If the provision is adopted, both Mr. Hua and Mr. Deng would have one more term on the Politburo. Mr. Deng has been a Politburo member much longer than Mr. Hua, but not consecutively, since he has been twice purged.
Mr. Deng was purged at the start of the Cultural Revolution, Slandered as an "unrepentant capitalist roader." He was rehabilitated in 1973, but purged again three years later when he was thrown out of office by Chairman Mao. His second rehabilitation came in early 1977, after Chairman Mao's death.

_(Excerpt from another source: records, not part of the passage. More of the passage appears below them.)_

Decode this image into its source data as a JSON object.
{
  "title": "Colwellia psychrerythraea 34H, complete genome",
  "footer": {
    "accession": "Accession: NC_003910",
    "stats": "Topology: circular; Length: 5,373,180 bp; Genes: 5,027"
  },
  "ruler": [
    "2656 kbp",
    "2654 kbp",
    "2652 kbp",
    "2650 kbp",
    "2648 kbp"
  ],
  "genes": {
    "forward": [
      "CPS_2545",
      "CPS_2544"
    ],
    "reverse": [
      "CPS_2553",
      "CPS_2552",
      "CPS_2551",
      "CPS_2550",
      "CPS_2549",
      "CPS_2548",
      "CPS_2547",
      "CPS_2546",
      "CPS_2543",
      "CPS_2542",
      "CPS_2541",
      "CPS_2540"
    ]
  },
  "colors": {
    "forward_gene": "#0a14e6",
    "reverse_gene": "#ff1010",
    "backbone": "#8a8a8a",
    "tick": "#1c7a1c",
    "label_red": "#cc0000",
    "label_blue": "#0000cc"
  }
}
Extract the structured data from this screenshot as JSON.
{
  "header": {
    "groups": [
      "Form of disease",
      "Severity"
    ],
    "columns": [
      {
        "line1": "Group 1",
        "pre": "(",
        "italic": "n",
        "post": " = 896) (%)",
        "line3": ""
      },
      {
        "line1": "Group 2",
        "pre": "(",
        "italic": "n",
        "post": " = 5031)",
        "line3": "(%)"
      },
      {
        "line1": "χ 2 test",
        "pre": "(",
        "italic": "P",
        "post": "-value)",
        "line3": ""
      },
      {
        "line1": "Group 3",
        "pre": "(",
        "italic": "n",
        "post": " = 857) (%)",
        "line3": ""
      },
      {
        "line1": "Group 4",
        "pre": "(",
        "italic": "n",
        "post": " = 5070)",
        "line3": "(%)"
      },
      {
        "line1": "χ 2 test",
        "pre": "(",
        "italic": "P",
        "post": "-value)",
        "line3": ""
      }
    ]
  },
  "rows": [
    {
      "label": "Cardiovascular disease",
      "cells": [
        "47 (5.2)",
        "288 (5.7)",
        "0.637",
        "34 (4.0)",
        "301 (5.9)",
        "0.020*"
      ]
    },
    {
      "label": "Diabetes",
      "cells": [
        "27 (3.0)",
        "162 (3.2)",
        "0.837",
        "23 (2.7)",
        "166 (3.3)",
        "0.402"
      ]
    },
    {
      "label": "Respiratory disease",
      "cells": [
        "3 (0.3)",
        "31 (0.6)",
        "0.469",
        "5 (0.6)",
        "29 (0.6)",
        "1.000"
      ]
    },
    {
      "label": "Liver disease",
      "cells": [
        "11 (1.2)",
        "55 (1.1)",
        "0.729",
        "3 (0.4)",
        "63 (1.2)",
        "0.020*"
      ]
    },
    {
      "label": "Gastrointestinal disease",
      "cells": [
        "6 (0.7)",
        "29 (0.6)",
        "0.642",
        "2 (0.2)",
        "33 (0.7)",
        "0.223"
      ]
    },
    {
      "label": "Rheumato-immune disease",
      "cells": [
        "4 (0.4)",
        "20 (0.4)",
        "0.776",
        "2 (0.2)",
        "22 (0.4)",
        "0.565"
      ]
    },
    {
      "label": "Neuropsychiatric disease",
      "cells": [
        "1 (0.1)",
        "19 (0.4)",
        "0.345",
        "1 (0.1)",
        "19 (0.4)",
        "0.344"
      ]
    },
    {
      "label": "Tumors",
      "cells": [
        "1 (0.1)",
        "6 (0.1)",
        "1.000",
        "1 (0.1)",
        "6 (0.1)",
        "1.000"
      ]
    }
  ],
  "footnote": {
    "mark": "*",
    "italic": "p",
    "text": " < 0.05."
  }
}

It is likely that Mr. Zhao, newly promoted to the Politburo standing committee, will take a prominent role in administration and eventually may succeed Mr. Hua as premier. One observer likened the relationship of the secretariat ot the various government ministries to that between the White House staff and the departments of government in the United States.
It is, in fact, a bit more complicated, since some members of the secretariat hold positions in government as well as on the Politburo standing committee. Mr. Hu, for instance, is both a member of the Politburo standing committee and general secretary. Three other secretariat members -- Fang Yi, Yu Qiuli, and Peng Chong -- are also on the Politburo (although not on the standing committee). Six, including two Politburo members, Fang Yi and Yu Qiuli, are deputy premiers with well-defined specializations. Others undoubtedly will be given posts soon in government or in the Politburo, or both.
Yang Dezhi, for instance, is a member of the secretariat, deputy minister of defense, and chief of staff of the armed forces, a position recently relinquished by Mr. Deng. He is quite likely to get a seat on the Politburo soon.